Mahalnya tarif ojol sebagai dampak kenaikan BBM, akan memukul konsumen dan pelaku UMKM. Jika seperti ini keuntungan pelaku UMKM kian menurun, bahkan bisa rugi hingga berujung gulung tikar.
Jadi, kebijakan menaikkan harga BBM ini bisa dikatakan tidak logis bahkan zalim. Karena keberadaan negeri ini kaya akan tambang migas. Maka, seharusnya mempermudah rakyatnya untuk mendapatkan migas dengan harga yang sangat terjangkau bahkan juga gratis.
Selain itu, banyaknya sumber migas seharusnya tidak bergantung pada impor, yang konsekuensi akhirnya mengikuti harga pasar internasional.
Ironis, sumber migas yang melimpah ini justru menjadi lahan menggiurkan bagi para pengusaha kapitalis. Mereka berusaha untuk mengeruk keuntungan sebesar-besarnya dengan menguasai aset strategis ini.
Pengolahan tambang migas ini diserahkan kepada swasta dan asing dengan modal kontrak bagi hasil. Negara beralasan tidak mampu mengelola sendiri tambang migas karena membutuhkan modal besar teknologi tinggi dan juga disertai risiko yang besar.
Nah, inilah yang menjadi dalih dilakukannya privatisasi. Alhasil swasta dan asing bermain bebas menguasai sektor pengolahan migas. Kebijakan menaikkan harga BBM ini adalah dalam rangka menuntaskan liberalisasi sektor hilir migas. Harga BBM yang tidak lagi disubsidi akan menjadikan SPBU asing ramai pembeli, karena persaingan harga.

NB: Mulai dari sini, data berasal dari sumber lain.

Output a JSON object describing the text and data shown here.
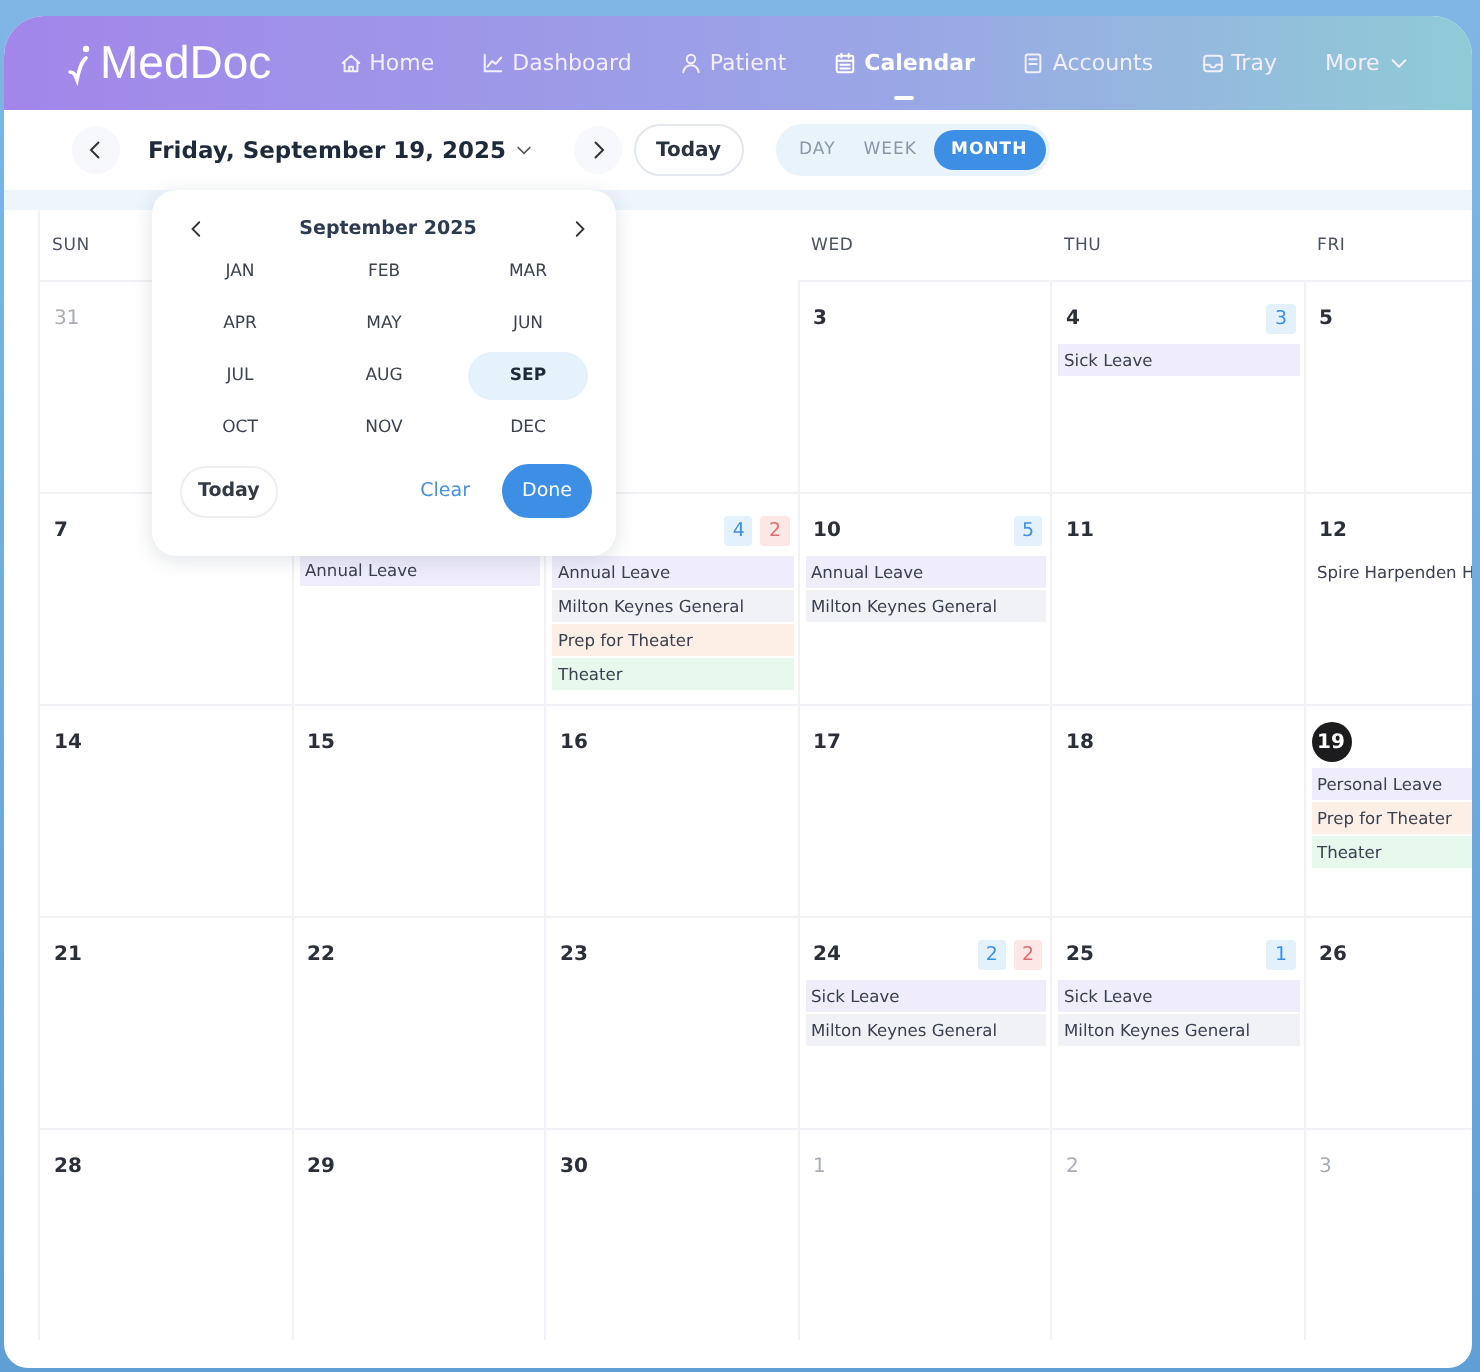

Jika seperti ini, kita bisa menilai, bahwa kenaikan harga BBM sudah pasti menguntungkan pengusaha dan merugikan masyarakat.
Lantas di Mana Peran Penguasa?
Skema kapitalistik neoliberal yang memprivatisasi aset vital negara seperti migas. Ini merupakan konsekuensi diterapkannya sistem liberalisme kapitalisme di negeri ini.
Sistem ini telah menjadikan penguasa tidak lebih dari sekadar regulator menyusun undang-undang, dan mengambil kebijakan dalam rangka memenuhi kepentingan para pemilik modal. Bukan kepentingan masyarakat.
Bahkan mereka menganggap rakyat adalah beban, pemberian subsidi BBM dianggap membebani APBN. Padahal subsidi tersebut dinikmati oleh seluruh masyarakat yang notabene adalah rakyat yang harus di urusi dan dilayani dengan sebaik-baiknya.
Di sisi lain setelah pemerintah mengetahui dampak negatif dari kenaikan BBM yang akan membebani rakyat, harusnya pemerintah menghilangkan pembiayaan yang tidak prioritas, yang tidak berpengaruh terhadap rakyat banyak.
Akhirnya subsidi untuk rakyat dijadikan kambing hitam. Sementara pembiayaan yang paling banyak menguras pendapatan negara seperti bunga utang luar negeri dan pokoknya yang dinikmati oleh segelintir orang yaitu pihak pemberi utang, tidak pernah dipersoalkan maupun dianggap membebani APBN.
Adapun klaim pemerintah bahwa pengalihan subsidi BBM menjadi BLT salah satu jalan mewujudkan ketahanan ekonomi nasional, nampaknya hanya omong kosong belaka. Banyak pihak yang meragukan kebijakan ini akan membawa kemaslahatan bagi kondisi perekonomian masyarakat banyak, karena hanya bersifat tambal sulam.
Yang jelas efek domino yang dipastikan menyertai kenaikan BBM tidak bisa ditutup oleh efek bantuan sosial yang disiapkan. Apalagi bansos tersebut hanya bersifat temporal dan dengan sasaran yang sangat terbatas.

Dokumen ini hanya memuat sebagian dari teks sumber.